By Eileen Sheehan

From Summer 2014 Forum

May 12th was International CFIDS/ME Awareness Day! Its purpose is to call attention to Chronic Fatigue Immune Dysfunction/Myalgic-Encephalomyelitis and explain why you should be concerned.

We’ve lived in Hendersonville, North Carolina, since 1986 and I’m 80 years old. I have an illness common to untold thousands around the globe and Operation Desert Storm veterans diagnosed with Gulf War Illness (GWI)! A simple example is post-exertional malaise defined as exacerbation of symptoms following physical and/or mental effort. Exercise makes us worse and could lead to relapse. We were not believed. We were denied disability benefits. We are not depressed, it’s not all in our heads and we are angry.

I woke up October 19, 1989 and thought I was dying. It felt like an elephant was crushing my chest, my head hurt, my throat was sore and I ached all over. We planned to leave that afternoon for my husband’s high school reunion. I urged him to make the trip alone. We didn’t know it then, but I wasn’t going very far for a long time. Except to bed. Except to doctors.

Knowing the date your life changed was part of chronic fatigue syndrome (CFS) criteria. Suffering debilitating fatigue for at least six months was another. My husband literally carried me from doctor to doctor for physical and emotional support. He knew I was neither lazy nor crazy, but doctors were skeptical because countless blood test results were normal.

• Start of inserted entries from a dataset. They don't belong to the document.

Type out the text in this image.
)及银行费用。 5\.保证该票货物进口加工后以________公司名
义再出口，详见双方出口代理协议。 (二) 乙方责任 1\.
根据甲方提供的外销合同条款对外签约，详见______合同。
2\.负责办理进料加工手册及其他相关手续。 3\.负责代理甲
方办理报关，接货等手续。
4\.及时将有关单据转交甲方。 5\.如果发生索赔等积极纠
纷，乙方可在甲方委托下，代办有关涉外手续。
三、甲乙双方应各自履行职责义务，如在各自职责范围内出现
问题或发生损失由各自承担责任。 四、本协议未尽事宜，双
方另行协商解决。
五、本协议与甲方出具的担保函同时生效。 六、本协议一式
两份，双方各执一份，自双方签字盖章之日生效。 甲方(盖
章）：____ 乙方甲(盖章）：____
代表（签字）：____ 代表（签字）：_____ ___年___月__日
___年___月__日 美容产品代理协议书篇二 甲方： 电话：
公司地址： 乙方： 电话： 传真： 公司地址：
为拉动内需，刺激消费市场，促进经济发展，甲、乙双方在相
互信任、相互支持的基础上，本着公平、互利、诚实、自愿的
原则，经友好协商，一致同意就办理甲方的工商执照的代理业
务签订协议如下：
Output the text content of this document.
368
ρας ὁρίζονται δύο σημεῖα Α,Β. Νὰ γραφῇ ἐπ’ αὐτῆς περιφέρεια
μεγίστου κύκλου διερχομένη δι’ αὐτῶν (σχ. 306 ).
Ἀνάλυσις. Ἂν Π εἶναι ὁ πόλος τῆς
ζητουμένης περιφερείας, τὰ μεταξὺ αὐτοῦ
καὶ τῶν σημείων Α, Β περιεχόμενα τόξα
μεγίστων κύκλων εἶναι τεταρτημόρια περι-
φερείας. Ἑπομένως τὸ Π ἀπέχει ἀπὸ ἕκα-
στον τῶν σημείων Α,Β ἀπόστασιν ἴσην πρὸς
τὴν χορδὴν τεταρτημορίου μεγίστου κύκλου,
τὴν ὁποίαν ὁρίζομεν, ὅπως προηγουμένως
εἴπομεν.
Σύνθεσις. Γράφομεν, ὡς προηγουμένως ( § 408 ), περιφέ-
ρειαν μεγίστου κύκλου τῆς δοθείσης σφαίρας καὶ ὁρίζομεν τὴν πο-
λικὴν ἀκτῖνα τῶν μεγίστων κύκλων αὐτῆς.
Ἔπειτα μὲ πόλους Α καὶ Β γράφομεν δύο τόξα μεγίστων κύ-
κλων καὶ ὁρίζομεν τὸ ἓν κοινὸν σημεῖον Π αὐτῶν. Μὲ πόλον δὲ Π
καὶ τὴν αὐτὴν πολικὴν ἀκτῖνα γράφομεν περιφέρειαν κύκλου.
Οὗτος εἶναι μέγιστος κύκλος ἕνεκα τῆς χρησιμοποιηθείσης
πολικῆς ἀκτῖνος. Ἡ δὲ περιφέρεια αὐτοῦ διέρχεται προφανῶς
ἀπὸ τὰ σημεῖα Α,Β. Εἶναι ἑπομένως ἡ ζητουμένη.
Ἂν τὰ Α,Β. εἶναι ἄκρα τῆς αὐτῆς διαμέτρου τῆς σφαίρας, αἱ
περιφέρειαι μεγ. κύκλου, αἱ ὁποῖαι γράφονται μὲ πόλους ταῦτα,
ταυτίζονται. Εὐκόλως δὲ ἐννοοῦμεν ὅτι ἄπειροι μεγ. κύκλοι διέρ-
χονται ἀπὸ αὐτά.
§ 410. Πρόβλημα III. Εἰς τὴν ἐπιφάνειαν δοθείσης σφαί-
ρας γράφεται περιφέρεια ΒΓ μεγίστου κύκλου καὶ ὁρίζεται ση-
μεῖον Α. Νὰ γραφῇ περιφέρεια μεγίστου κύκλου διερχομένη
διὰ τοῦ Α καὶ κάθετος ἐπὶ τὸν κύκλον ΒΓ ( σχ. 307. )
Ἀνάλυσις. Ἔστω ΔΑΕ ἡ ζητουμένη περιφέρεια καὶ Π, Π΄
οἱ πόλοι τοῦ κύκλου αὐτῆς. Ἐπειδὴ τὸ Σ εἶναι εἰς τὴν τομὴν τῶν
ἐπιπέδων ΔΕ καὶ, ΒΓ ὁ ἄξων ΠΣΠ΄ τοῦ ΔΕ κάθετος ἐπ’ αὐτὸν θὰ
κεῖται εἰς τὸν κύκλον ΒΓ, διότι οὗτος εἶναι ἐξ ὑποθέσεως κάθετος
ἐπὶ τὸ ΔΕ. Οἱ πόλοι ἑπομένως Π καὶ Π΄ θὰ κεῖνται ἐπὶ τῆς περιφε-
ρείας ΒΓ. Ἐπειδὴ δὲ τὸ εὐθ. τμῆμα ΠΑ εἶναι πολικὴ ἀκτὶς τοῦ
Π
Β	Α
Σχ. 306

An Infectious Disease specialist said this was “classic CFS” and I would recover. That never happened. Eventually I refused all tests. Our health insurance paid a lot for nothing. My “Be Our Guest” column, “Chronic Fatigue Syndrome is Misunderstood” was written and published fourteen years later (Times-News, June 26, 2003). It ended, “We are excited that researchers are zeroing in on neurotoxins. It would be thrilling to learn I’ve only been poisoned.”

Then I found an all-patient organization on-line in time to participate in research with The National CFIDS Foundation, Inc. It was conducted by Dr. Yoshitsugi Hokama, and staff at John A. Burns School of Medicine Pathology Laboratory in Honolulu. He is a prominent toxicologist, professor of pathology (retired) and federal consultant. I read that Dr. Hokama, at first, thought this project was ridiculous, but he wanted the Foundation’s medical director and volunteer board to quit pestering him! After testing just one sample, he quickly asked for more.

A nurse prepared my blood to send in an unbreakable test-tube. Don bought the little pack to keep it cool, but not freeze, and got a special FedEx label to ensure the box would arrive at the lab by noon the next day. A check for $100 was enclosed for lab expenses. He handed the package to the FedEx driver that night.

The “CFS Profile Test Results” were confidential and faxed to participants’ physicians. The final report was amazing. Every sample cell was taken apart and they were identical. A neurotoxin! This was an autoimmune disease and those results are replicated.

The Department of Health and Human Services (DHHS) is a federal agency with NIH (National Institutes for Health) and CDC (Centers for Disease Control) under its auspices. In conjunction with The World Health Organization (WHO), their mission is to protect our health; however, they ignore that replicated science and use tax dollars obfuscating and denying that a serious problem with exposure to ionizing radiation exists.

That money needs to be used finding a treatment and cure. Future generations will require treatments because nuclear warfare, defective waste storage and accidental leaks in power plants occurred decades ago. Precious time was wasted while damage to human beings was not taken seriously.

Contamination might be in food, air or water. In the 1980s, AIDS was taken seriously, but CFS was not. Were government health agencies afraid where a thorough investigation might lead them? I wonder.

In 2014, knowing I’ve been poisoned is no longer thrilling. It is an outrage.